The “Reality” of Women’s Lives

  • Linda Kerber, “Separate Spheres, Female Worlds, Woman’s Place:  The Rhetoric of Women’s History,” Journal of American History 75 (1988), 9-39.  JSTOR
  • Leila Rupp, “Women’s History in the New Millennium:  A Retrospective Analysis of Barbara Welter’s ‘The Cult of True Womanhood, 1820-1860,” Journal of Women’s History, 14.1 (2002), 149.  Project Muse or Academic Search Complete; Nancy A. Hewitt, “Taking the True Woman Hostage,” Journal of Women’s History, 14.1 (2002), 156-62.  Project Muse or Academic Search Complete

Questions:

Linda Kerber offers a review of the historiography of nineteenth-century women’s lives and women’s culture, specifically as it relates to the evolution of historians’ use of the metaphor of “separate spheres.”

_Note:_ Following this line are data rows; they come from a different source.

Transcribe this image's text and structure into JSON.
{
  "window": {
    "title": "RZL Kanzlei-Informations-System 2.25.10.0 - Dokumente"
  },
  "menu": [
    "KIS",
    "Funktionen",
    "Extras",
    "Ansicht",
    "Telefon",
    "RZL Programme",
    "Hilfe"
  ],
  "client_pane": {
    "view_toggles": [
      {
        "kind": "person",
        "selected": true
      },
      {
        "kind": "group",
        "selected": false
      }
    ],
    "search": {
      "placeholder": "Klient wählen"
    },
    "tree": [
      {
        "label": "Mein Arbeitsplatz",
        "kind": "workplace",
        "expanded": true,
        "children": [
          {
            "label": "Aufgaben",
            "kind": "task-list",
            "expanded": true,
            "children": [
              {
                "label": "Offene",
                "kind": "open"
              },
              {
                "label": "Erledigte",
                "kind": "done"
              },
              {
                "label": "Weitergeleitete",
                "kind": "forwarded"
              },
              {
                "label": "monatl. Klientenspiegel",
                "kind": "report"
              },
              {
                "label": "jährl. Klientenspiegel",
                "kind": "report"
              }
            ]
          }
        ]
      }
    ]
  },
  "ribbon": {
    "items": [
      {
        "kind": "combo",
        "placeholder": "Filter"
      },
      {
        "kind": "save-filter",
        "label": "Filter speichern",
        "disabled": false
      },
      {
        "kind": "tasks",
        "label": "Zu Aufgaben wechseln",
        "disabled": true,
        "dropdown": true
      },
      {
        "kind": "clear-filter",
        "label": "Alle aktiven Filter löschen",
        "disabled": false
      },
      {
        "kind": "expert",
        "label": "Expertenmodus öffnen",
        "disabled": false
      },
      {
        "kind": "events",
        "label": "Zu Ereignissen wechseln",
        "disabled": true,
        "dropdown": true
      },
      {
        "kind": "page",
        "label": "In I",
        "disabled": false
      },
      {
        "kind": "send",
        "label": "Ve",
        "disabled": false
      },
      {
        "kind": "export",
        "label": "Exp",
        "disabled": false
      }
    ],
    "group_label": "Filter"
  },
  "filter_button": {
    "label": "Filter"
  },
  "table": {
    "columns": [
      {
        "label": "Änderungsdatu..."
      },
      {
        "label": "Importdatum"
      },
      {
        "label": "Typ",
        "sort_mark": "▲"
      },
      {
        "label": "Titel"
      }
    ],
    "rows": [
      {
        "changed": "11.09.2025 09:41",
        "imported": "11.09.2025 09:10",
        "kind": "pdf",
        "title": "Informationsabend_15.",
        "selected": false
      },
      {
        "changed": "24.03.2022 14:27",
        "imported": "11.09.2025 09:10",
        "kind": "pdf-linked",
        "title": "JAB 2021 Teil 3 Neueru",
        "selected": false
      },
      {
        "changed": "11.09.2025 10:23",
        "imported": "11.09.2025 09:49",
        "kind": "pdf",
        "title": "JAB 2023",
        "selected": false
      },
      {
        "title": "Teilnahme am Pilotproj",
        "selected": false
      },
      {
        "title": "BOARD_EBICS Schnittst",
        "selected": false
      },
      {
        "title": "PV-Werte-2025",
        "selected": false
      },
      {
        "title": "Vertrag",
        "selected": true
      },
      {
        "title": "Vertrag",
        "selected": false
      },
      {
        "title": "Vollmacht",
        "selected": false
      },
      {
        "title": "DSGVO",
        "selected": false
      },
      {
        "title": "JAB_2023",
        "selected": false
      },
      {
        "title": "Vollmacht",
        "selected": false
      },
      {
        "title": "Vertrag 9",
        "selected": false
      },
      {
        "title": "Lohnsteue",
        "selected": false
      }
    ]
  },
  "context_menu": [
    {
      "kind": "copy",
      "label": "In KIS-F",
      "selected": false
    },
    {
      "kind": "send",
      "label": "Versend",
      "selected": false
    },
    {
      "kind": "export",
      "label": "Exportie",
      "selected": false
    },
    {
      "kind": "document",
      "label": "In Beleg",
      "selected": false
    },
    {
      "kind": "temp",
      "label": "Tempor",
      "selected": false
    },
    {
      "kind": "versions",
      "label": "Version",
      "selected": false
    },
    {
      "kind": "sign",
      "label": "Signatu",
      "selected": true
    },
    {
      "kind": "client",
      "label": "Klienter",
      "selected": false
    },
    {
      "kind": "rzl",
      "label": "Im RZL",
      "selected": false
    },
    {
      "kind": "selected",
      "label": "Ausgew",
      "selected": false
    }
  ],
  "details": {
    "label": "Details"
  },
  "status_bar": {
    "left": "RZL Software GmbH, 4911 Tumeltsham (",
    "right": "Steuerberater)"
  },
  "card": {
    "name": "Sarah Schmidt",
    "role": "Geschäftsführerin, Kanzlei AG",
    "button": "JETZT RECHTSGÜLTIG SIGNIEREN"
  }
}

  • How was the metaphor initially applied in recent historiography, and for what theoretical purposes was it used?
  • How, when, and by whom was the metaphor redefined?
  • How did historians finally “unpack” the metaphor of separate spheres? How did their research reframe the questions about women’s lives and women’s experience?

We can use the various frameworks for understanding women’s place and women’s world that Kerber describes and analyzes to help us analyze the stories that nineteenth-century, middle-class, Anglo-American women wrote about women’s lives, women’s experiences, and women’s “spheres.”